Wholefoods was where I regularly grocery shopped while in the US – for everything from organic milk, produce, pasta, chocolate to Burt bee’s lip balm. Although pricey, the quality was worth it.
If you didn’t know it already, Amazon, in it’s quest for world dominance bought Whole Foods recently and I’m uncertain how I feel about that. For one they have dropped the prices on some products and giving attractive perks – which is a good thing, but what are we giving up in exchange ? What is Amazon’s long term plan for it ? I certainly hope that Whole Foods continues with the original ethos and encourages organic, sustainable farming practices around the world through it’s suppliers. It will be interesting to see how it all unfolds.
Amazon Machine Learning Conference
Whole Foods carried the most varied selection of fresh herbs. Which I purchased regularly – mostly basil and rosemary, but a few times I’ve picked up organic Sage. So imagine picking up some Sage there, then heading home. Once home, you ask Alexa to help you with a recipe that uses Sage. It could find you a new recipe or it could pull up one that you have already tried and further adapted to your preferences which it has learned over time. Let’s assume you actually finished cooking using the said recipe (Unlike moi who ends up down the rabbit hole of one picture after another of beautifully plated food, from other people’s perfect kitchens and then short on time, fixes something quick. It looks nothing like those pictures, but of course those have been bookmarked for another day…).
After you have finished cooking, you can take pictures or a video with the DeepLens camera which can perhaps tell you the calories and nutrients in the food you just prepared. It can upload those pictures to the AWS cloud, use Amazon SageMaker and run image processing algorithms, video analytics and enhance your picture to look the best or completely transform it into another style through Neural Style Transfer. You could even have an image recognition algorithm to detect the presence of Sage – ‘Sage or no Sage’ similar to ‘Hotdog or not Hotdog’. No I’m not kidding, there’s really an App for that.
So you have gone from holding a bunch of sage leaves in your hand to training models on SageMaker, all without ever leaving the Amazon ecosystem. What’s next? The possibilities are only limited by your imagination. Or so says Amazon.
I realized the ubiquitousness of Amazon yesterday when I had the chance to attend the AWS Innovate 2018 Online conference, Machine Learning special edition. It was a session to create awareness about it’s Machine learning ecosystem and let me tell you – they have you covered.
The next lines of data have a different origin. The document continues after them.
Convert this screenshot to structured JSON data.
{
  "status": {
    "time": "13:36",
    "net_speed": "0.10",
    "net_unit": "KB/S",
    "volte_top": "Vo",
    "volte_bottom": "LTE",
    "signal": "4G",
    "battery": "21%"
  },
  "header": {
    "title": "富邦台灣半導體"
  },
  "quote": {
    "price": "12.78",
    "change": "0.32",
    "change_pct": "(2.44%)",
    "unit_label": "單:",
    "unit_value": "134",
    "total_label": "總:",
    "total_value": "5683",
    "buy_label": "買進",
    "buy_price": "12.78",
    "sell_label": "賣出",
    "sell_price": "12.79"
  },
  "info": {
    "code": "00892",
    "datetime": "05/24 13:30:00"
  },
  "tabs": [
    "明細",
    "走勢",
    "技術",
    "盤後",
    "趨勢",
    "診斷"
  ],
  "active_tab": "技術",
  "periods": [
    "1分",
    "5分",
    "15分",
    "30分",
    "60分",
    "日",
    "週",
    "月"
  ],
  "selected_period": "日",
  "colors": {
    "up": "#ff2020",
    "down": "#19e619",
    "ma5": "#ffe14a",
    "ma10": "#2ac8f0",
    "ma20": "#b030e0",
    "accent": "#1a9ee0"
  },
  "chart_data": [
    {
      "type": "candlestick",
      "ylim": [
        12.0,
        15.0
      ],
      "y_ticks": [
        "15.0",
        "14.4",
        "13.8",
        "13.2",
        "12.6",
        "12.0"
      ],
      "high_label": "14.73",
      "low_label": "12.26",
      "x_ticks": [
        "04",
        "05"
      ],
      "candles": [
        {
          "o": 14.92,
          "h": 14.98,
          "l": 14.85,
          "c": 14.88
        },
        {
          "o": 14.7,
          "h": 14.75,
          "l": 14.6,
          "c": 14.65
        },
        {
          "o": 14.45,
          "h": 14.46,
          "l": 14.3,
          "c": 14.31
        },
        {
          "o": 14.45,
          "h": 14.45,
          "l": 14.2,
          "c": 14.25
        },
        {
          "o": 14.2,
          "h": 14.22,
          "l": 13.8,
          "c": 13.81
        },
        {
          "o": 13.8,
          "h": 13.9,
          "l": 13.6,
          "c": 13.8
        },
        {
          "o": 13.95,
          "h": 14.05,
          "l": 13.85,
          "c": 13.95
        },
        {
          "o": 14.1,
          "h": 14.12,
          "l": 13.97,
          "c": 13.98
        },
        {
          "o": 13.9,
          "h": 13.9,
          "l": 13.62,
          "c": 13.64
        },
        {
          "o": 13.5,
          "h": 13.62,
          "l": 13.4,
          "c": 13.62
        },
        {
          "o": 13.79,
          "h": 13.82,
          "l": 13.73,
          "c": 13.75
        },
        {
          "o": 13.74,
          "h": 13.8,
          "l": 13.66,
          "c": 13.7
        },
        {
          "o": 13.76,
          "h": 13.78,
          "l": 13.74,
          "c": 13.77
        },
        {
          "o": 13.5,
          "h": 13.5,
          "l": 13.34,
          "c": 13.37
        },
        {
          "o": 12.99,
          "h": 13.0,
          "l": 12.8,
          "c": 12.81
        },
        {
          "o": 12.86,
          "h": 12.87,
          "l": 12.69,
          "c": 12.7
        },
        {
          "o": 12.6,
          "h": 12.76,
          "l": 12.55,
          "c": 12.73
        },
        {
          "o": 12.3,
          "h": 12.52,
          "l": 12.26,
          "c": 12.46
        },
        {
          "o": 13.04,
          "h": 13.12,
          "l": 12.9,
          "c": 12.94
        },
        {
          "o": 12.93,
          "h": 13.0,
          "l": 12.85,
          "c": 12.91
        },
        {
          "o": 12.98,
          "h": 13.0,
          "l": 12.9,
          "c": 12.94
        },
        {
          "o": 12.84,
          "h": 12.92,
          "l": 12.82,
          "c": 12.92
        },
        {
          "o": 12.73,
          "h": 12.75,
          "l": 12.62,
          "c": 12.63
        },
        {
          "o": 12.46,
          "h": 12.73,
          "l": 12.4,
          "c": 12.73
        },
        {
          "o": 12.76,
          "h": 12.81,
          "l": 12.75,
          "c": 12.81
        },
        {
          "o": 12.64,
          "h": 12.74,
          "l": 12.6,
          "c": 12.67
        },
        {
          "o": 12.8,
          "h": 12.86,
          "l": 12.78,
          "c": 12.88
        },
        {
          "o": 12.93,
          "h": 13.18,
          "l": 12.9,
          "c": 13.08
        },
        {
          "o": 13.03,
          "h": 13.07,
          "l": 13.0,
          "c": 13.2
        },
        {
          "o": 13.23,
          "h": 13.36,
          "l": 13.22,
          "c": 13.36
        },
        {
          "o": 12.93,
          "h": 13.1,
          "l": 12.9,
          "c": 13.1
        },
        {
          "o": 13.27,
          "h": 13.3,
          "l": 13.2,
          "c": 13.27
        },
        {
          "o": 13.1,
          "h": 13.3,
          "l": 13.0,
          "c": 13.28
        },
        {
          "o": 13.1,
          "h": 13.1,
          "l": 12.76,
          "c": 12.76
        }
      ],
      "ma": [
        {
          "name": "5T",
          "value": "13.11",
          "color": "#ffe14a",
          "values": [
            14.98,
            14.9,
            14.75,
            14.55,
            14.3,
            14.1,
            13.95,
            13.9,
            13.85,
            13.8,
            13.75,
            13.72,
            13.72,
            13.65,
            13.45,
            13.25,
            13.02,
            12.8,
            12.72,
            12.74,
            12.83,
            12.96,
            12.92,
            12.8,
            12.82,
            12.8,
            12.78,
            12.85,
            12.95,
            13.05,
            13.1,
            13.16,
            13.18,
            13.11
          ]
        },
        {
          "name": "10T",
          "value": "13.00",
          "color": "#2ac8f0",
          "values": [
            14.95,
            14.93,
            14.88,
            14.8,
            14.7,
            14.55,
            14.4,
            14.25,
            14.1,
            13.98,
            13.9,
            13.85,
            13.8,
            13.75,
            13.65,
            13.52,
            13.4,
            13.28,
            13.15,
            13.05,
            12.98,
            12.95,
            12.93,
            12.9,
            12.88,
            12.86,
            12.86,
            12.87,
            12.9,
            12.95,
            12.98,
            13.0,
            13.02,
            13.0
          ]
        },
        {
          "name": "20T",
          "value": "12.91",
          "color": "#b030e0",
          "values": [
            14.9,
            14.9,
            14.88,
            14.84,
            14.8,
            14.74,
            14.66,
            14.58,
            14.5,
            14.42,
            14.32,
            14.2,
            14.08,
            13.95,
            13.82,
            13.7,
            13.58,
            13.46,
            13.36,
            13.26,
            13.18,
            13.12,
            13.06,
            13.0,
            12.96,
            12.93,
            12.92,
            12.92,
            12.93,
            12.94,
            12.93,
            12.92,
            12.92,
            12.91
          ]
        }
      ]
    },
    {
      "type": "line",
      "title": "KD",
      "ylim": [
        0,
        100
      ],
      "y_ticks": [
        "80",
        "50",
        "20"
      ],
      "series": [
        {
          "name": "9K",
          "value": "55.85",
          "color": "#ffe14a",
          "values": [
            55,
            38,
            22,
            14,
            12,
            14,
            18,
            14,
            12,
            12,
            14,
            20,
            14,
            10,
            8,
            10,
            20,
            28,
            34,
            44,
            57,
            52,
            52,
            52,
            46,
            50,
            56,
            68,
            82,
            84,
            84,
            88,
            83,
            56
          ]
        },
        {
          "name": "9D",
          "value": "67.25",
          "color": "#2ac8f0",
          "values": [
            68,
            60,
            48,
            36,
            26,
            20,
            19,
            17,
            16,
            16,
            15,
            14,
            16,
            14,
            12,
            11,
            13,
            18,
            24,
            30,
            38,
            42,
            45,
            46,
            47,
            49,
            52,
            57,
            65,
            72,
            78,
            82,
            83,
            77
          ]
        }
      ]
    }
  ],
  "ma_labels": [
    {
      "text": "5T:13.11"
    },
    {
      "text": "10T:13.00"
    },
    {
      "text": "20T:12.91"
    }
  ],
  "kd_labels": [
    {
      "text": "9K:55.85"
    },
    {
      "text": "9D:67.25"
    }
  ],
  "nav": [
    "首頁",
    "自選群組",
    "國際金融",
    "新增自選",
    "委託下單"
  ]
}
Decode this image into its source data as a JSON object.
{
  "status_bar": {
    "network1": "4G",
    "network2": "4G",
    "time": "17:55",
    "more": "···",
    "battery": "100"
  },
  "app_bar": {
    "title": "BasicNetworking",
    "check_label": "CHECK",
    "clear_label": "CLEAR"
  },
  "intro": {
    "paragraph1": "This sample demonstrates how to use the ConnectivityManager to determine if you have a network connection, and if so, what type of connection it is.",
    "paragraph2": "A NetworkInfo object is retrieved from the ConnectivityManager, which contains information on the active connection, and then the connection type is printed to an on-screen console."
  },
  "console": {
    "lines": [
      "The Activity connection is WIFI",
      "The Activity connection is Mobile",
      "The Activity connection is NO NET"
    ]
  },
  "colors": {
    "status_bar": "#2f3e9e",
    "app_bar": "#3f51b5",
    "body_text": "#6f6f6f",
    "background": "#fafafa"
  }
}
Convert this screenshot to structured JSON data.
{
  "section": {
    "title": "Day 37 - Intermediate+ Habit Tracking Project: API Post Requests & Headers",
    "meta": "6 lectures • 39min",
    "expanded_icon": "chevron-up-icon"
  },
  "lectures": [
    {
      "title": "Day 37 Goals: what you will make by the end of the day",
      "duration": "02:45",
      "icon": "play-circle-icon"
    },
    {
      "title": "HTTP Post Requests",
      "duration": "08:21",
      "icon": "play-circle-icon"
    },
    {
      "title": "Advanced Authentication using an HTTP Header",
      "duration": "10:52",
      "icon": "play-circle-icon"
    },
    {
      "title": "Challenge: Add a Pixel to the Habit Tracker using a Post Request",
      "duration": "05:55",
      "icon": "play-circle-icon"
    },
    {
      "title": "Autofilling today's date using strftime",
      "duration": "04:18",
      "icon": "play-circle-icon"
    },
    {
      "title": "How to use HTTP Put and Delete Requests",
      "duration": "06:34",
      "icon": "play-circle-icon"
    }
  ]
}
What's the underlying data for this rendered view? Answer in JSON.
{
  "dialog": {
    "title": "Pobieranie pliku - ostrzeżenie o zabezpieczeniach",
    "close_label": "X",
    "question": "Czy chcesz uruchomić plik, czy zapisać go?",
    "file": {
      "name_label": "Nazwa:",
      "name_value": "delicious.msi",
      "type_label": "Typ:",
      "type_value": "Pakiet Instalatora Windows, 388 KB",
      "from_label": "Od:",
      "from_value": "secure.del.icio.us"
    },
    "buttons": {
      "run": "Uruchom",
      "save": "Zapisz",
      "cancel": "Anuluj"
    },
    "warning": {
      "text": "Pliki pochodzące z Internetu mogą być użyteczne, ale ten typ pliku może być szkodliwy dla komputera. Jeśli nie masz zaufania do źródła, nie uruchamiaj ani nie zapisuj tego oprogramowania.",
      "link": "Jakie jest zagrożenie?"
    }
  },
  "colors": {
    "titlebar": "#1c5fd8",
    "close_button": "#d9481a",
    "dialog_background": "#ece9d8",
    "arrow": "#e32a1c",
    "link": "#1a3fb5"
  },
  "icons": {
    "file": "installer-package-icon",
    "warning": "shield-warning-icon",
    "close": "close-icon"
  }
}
SageMaker is their flagship offering in the ML suite and was released end of last year. It essentially offers Machine Learning as a service (MLaas). In Amazon’s own words :
Amazon SageMaker is a fully managed end-to-end machine learning service that enables data scientists, developers, and machine learning experts to quickly build, train, and host machine learning models at scale.
As per the keynote, Amazon really wants every developer to be able to use machine learning and they want to be the ones to enable that through their numerous products. They are aiming to remove all the hard edges and obstacles on the path to Machine learning nirvana. In tune with that aim, every step of the SageMaker workflow is optimized to help one get started easily and finish quickly – from data processing, modeling, training to finally deploying the trained models with readily available components, all with just a few clicks. Below is the workflow :
The platform comes with prebuilt notebooks for well known problems that Machine learning tackles. It also comes with about 12 machine learning algorithms prebuilt, both supervised and unsupervised. It also allows one to use custom algorithms and frameworks using a containerized approach with Docker containers. The training can be launched with a single click. One of the neat things is that it offers automated ‘Hyperparameter Optimization (HPO)‘ which should result in saving a lot of time for developers. Once done training, deployment is done with a single click and the hosting is managed by AWS with automatic scaling as required.
The SageMaker is free to try for the first two months right now. Below are the details :
250 hours per month of t2.medium notebook usage for the first two months
50 hours per month of m4.xlarge for training for the first two months
125 hours per month of m4.xlarge for hosting for the first two months
I am certainly excited about what we can do with it and definitely will be making use of this offer. In addition to SageMaker, they covered a whole suite of other interesting and cool products. I hope to cover them in future blog posts.
Go forth and Machine Learn, courtesy the wise Amazon SageMaker.